In their article Text and task authenticity in the EFL classroom, William Guariento and John Morley address the issue of material and task authenticity. The former- including written and spoken text- is important because it helps students apply in real life situations the knowledge they acquired in the classroom, while not only maintaining, but also increasing their motivation for language learning (Guariento and Morley: 347). The latter- task authenticity- is classified into four categories, according to different factors that are taken as referents for determining the authenticity: authentic tasks leading to a real communicative situation, authentic tasks that prepare the learners for real life target tasks (i.e. renting an appartment), authentic tasks in terms of the degree of student-student and student-teacher interaction it leads to and last but not least, authentic tasks based on the level of engagement it produces in learners.
As for the use of authentic texts, rather than editing the text in order to make it more accessible and predictable for beginning learners - as the authors of this article suggest- I tend to agree more with other research trends that opt instead for the editing of tasks, making them appropriate for the learners' level, while leaving the text intact, therefore authentic, also because a broader context would help the learner in creating meaning while dealing with authentic language. Of course, I understand that especially in the case of lower level learners, the editing of tasks required by obvious necessities might conclude into less authentic tasks- as the authors of the article discuss. But I think it's very important to expose students to authentic texts starting from the very first level(s).
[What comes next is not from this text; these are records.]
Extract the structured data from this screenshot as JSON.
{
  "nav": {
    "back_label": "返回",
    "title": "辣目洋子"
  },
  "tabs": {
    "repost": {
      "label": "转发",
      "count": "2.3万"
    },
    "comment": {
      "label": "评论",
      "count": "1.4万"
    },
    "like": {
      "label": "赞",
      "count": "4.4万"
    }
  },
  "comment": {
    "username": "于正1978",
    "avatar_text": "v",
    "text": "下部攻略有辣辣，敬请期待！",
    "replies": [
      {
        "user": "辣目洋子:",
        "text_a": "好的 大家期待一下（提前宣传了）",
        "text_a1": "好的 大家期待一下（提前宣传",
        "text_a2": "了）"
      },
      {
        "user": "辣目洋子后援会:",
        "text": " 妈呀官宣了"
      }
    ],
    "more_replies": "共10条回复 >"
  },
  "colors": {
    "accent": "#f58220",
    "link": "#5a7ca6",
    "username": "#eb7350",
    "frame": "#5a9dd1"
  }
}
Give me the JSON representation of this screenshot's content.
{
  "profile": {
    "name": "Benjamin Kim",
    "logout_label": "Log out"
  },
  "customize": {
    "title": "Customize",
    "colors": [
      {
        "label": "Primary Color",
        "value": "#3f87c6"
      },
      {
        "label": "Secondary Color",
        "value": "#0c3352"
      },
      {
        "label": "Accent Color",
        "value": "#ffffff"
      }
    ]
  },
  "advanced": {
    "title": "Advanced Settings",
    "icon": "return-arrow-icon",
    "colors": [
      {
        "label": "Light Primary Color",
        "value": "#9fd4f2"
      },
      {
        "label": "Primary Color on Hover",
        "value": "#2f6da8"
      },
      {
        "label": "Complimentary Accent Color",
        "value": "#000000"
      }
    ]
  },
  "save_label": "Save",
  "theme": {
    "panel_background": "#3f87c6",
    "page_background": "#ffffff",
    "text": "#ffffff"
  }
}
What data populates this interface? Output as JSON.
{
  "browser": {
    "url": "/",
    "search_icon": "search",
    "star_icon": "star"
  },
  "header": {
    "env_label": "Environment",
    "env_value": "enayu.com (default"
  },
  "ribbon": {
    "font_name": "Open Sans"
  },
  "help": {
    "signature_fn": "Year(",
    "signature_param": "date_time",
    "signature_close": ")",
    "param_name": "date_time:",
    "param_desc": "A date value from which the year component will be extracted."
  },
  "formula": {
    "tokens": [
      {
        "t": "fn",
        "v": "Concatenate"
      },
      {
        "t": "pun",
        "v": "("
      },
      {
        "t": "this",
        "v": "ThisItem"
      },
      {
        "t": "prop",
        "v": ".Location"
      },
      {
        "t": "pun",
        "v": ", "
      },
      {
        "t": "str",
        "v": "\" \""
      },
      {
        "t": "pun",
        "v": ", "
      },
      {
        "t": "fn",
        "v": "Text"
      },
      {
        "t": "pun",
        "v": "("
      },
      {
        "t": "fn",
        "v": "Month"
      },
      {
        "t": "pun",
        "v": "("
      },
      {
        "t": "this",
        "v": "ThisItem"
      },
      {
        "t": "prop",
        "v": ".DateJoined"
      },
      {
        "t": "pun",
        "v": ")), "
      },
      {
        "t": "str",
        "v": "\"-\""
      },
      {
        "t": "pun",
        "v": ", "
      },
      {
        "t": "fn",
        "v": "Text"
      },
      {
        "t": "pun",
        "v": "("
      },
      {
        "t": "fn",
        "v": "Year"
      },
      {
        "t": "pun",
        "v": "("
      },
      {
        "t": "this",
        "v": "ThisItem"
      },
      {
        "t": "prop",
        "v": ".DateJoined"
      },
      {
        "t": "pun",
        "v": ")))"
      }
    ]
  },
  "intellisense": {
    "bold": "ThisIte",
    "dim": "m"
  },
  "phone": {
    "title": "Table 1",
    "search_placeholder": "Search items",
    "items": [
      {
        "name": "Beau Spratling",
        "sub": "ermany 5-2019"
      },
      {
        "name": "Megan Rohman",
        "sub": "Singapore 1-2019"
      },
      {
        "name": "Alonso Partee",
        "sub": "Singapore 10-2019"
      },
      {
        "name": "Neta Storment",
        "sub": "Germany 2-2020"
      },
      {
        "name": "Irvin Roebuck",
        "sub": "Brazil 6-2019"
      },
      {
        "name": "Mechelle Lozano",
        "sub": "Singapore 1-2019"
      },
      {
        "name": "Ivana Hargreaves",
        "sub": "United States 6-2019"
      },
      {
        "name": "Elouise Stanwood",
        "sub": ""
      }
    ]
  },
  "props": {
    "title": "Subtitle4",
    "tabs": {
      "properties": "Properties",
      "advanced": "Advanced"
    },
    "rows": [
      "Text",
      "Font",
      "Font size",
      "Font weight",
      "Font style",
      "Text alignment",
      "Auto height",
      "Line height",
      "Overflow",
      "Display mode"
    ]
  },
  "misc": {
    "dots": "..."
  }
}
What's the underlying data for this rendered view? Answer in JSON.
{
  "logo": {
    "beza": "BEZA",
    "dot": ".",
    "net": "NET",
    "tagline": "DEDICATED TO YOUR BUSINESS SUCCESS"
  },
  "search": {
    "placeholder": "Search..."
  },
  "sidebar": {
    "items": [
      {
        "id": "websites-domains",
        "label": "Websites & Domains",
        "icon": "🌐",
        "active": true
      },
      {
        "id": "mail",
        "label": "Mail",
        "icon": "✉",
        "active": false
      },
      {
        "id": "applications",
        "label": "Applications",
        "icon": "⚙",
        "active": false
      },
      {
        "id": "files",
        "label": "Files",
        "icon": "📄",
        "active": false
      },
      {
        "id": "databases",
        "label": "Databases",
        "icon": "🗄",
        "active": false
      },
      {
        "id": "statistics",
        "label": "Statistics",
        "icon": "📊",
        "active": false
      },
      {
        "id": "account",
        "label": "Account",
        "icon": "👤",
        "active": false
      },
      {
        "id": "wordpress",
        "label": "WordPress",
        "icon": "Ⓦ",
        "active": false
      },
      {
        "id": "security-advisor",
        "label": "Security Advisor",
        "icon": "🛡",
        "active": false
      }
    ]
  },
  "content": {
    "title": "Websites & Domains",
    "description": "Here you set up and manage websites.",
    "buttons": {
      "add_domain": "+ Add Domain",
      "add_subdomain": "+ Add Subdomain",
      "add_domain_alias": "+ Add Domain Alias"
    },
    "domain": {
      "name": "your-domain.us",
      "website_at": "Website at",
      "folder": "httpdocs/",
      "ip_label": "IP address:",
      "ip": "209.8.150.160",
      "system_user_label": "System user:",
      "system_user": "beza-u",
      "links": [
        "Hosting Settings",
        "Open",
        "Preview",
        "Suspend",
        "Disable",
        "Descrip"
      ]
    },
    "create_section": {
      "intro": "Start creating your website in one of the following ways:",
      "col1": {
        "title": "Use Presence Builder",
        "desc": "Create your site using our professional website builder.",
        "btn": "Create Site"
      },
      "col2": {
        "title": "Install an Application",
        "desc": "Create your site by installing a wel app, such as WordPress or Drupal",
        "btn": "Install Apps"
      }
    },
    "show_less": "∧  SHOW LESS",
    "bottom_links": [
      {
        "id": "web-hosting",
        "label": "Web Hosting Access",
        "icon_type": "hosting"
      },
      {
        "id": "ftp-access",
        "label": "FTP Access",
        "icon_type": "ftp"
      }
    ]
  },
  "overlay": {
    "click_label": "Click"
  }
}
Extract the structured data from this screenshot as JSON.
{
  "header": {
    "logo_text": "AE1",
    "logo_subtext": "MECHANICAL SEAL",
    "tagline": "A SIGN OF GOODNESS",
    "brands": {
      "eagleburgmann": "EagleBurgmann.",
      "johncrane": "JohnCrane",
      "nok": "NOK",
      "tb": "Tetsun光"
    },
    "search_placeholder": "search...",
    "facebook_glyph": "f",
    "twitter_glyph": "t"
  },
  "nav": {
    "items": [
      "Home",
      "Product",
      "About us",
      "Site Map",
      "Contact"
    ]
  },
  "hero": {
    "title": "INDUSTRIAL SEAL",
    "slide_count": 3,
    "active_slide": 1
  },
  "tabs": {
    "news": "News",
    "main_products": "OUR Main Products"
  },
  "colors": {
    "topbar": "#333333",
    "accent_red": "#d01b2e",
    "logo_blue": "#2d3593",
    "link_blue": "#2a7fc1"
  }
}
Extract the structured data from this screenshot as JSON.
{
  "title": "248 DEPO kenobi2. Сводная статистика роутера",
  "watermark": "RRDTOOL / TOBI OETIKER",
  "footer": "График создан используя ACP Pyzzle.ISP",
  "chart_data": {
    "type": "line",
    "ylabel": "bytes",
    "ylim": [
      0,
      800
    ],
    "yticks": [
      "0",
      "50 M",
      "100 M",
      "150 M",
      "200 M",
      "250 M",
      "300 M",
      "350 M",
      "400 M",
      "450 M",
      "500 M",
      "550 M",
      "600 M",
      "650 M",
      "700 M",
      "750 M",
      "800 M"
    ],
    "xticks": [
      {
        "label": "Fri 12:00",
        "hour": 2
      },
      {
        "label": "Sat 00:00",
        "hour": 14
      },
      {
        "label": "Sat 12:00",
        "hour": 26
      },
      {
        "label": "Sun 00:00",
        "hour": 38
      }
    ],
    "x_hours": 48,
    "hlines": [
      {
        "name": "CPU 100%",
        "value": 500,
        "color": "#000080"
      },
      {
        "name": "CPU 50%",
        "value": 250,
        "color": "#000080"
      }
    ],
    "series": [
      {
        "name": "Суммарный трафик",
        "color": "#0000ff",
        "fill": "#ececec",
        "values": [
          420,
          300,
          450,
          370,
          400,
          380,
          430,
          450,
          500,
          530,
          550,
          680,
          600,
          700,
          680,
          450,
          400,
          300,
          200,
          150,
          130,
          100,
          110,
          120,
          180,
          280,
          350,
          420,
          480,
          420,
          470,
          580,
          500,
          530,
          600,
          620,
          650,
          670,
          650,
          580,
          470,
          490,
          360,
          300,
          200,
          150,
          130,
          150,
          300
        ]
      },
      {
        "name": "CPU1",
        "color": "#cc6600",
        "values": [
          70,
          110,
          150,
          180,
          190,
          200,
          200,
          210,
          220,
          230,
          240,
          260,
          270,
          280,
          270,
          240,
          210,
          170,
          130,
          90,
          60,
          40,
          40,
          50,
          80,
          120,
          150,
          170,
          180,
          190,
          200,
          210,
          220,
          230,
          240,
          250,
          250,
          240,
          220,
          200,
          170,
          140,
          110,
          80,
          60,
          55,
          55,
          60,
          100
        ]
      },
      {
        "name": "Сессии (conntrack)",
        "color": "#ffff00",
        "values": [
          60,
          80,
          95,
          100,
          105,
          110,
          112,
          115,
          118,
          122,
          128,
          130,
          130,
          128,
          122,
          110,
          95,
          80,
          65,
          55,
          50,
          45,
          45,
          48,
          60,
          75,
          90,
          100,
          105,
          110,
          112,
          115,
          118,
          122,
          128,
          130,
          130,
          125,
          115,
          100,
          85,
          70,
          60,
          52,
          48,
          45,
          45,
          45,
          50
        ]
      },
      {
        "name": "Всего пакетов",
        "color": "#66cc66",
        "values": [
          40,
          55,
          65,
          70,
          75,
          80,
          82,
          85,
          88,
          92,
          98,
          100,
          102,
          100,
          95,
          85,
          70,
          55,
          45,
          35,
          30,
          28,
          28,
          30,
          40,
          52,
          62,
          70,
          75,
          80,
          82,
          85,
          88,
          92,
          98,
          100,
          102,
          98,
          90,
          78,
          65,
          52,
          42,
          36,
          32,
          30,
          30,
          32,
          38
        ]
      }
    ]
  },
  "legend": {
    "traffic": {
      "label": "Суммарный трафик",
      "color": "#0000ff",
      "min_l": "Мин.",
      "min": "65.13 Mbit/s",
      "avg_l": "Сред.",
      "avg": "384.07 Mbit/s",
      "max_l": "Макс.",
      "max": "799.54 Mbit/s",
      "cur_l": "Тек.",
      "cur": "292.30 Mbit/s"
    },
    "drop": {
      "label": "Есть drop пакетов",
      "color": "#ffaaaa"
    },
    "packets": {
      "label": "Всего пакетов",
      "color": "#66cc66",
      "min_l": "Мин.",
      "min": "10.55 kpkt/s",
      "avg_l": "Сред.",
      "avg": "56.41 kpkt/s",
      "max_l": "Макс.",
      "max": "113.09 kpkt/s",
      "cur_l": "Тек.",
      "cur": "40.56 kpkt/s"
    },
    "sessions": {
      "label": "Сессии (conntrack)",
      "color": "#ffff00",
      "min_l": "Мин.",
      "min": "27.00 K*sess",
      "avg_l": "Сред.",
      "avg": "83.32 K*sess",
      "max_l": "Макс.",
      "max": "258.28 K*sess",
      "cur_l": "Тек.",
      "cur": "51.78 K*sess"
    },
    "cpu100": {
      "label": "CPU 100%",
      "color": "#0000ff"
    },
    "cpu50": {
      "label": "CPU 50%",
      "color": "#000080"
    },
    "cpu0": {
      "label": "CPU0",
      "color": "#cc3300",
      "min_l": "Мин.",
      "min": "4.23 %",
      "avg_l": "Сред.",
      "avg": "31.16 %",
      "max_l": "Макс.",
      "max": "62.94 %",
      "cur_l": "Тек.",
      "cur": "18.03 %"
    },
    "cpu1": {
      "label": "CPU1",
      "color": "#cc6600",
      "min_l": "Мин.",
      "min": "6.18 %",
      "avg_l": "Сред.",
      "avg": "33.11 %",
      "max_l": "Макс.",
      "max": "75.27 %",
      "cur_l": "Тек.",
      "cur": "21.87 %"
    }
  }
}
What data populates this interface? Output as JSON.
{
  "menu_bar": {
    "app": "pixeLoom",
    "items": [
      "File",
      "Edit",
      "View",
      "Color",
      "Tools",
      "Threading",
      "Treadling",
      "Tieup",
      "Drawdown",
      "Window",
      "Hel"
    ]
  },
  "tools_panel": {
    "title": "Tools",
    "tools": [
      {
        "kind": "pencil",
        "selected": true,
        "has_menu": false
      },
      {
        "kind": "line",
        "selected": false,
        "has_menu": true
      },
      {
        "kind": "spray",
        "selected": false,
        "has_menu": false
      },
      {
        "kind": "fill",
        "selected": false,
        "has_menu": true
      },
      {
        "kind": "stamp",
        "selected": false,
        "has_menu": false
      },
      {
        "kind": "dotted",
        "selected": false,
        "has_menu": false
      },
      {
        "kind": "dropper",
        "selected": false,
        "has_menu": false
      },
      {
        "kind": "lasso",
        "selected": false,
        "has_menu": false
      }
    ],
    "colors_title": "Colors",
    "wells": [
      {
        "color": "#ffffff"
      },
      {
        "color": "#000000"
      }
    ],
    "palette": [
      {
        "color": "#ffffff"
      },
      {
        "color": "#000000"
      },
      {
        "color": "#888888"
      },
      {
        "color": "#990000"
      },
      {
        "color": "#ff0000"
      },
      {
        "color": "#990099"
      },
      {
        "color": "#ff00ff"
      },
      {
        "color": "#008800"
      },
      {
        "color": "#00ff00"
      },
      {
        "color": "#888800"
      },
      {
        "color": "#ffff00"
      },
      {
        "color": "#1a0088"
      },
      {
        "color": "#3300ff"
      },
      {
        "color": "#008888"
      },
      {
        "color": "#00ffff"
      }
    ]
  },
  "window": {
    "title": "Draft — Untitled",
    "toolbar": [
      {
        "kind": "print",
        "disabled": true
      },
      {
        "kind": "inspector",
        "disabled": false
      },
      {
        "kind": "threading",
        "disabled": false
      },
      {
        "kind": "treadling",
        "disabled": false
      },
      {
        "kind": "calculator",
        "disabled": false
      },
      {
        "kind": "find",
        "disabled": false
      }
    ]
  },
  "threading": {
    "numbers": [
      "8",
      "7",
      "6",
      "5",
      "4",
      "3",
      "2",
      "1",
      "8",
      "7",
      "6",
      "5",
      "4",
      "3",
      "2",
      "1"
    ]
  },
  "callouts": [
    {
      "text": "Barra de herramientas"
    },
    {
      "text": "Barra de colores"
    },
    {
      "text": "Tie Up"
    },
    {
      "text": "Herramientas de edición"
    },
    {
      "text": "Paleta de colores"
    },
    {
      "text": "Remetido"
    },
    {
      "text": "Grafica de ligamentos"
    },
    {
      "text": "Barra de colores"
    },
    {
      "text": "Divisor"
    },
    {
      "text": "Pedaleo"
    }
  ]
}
Regarding the authentic tasks, I think Steve has brought up interesting questions: were do we draw the line between authentic and unauthentic tasks and who should decide when a task is authentic for the students, the teachers or the students themselves? In my opinion, if we think of authentic tasks as activities leading to communicative situations that replicate real life, there are cases when students are not familiar with some culture aspects related even to very general topics like shopping or buying tickets (in Italy, for example, you need to validate your ticket when you get on the bus or the train, otherwise even if you have the ticket with you and show it to the train conductor, it's not considered valid). So, in cases like these, I think that the teacher's help is not only needed, but also necessary. As for who decides if a task is authentic or not, in my opinion, there shouldn't be absolute answers like only the teacher or only the students (we saw the same case when we talked about the right mix in interaction). I think a good teacher tries to know her/his students well enough in order to be able to say what's meaningful to her/his students (according to their L2 level and interests) and knows when to intervene in order to add that specific detail or cultural information etc., in order to make the tasks authentic. I also agree with Guariento and Morley when they say that it's up to the teacher to decide the "right mix" of the four categories of authentic tasks- discussed in the article-, or which one is more appropriate in a given circumstance.